Some of the suggested changes are sure to face political headwinds at City Hall.

Capt. Frank Lima, the president of the union that represents rank-and-file firefighters, said his organization had to yet to fully digest the report, but he described some of the proposals as “non starters” that his organization had opposed in the past.

“On first blush, I don’t like it,” Lima said. He said the union was not properly consulted during the report’s preparation.

“It’s like doing a review of the game of baseball and not talking to any baseball players and just talking to managers and sportswriters who didn’t play the game,” he said.

The authors of the report said the union declined to participate.

The report harshly criticizes LAFD leaders, saying they have fostered a “cultural aversion to change,” communicated poorly with the public and failed to adopt cutting-edge technology to improve performance.

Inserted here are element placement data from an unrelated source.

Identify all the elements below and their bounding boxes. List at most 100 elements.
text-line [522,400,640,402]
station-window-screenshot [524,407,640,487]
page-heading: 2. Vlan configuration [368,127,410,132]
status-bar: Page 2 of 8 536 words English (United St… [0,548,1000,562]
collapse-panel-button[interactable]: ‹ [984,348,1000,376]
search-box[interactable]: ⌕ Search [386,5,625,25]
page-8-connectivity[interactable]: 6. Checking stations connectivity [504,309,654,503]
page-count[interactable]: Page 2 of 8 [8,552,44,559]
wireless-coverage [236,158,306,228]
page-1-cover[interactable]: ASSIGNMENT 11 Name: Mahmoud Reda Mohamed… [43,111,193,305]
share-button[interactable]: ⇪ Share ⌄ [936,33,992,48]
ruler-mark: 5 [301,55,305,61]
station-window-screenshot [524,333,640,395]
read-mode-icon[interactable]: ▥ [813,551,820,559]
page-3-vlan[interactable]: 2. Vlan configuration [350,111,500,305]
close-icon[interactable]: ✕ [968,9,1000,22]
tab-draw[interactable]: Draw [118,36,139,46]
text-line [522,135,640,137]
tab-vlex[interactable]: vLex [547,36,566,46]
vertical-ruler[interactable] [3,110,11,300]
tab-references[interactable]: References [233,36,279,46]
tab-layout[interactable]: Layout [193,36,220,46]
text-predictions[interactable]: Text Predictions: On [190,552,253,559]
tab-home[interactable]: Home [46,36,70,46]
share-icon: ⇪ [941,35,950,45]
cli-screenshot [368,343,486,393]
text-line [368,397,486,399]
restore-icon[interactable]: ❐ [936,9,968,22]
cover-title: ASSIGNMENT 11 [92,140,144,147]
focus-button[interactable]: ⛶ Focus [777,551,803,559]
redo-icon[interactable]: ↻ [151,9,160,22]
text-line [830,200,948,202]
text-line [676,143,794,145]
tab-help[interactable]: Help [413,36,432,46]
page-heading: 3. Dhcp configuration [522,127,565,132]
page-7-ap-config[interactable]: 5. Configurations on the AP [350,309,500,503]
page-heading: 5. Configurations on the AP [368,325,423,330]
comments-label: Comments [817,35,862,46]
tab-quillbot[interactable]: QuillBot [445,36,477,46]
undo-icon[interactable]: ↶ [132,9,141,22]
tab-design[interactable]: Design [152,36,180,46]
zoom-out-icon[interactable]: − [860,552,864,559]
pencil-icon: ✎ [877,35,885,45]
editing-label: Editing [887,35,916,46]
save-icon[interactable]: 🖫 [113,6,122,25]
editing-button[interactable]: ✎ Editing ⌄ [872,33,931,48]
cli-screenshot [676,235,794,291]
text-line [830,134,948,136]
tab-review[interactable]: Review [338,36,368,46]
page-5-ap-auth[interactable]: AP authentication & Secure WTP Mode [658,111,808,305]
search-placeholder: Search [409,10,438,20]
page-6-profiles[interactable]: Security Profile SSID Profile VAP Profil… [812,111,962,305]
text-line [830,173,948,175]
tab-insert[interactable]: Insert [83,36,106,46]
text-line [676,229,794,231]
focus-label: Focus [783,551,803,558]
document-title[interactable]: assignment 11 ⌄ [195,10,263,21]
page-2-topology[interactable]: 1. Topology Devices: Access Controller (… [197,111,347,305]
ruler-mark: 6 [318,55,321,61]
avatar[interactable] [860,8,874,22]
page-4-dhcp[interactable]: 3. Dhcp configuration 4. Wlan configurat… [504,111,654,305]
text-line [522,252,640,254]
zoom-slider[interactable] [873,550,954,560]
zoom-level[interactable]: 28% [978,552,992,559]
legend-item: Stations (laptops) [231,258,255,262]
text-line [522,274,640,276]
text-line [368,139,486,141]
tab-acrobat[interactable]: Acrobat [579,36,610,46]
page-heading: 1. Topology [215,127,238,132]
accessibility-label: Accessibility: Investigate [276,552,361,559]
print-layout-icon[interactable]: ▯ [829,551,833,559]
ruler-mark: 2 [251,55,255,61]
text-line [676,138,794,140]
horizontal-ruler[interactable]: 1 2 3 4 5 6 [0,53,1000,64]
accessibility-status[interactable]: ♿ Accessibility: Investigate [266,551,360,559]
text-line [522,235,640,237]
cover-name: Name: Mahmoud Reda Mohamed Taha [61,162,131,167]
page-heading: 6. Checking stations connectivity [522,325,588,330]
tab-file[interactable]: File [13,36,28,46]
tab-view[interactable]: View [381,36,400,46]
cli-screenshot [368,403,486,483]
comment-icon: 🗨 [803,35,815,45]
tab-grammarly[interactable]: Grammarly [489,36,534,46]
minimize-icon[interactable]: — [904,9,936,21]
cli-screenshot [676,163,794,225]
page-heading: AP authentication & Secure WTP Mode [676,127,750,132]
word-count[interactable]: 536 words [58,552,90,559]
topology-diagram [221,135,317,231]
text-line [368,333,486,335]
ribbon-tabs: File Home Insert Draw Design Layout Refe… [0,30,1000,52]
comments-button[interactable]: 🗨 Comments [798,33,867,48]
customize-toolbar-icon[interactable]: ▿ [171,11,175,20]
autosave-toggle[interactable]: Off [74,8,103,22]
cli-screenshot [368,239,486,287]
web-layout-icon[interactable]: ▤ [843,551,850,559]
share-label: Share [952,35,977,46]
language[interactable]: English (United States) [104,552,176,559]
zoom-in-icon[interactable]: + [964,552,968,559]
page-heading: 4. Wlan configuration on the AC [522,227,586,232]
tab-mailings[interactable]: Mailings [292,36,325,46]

“There is a lack of accountability, engagement and community presence from the current command,” said the report, which was prepared by PA Consulting and presented to City Administrative Officer Miguel A. Santana, the city’s top budget official.

The study lauded the LAFD’s firefighting performance, saying the agency is exceptional at limiting losses compared with other fire agencies. But it also found “significant cultural, organizational, process and technology challenges which seriously impair the department’s performance.”

The consulting report, like other studies over the last decade, takes aim at the Fire Department’s discipline process, calling it “cumbersome, unwieldy and ineffective” and a potential “threat to both performance and safety.”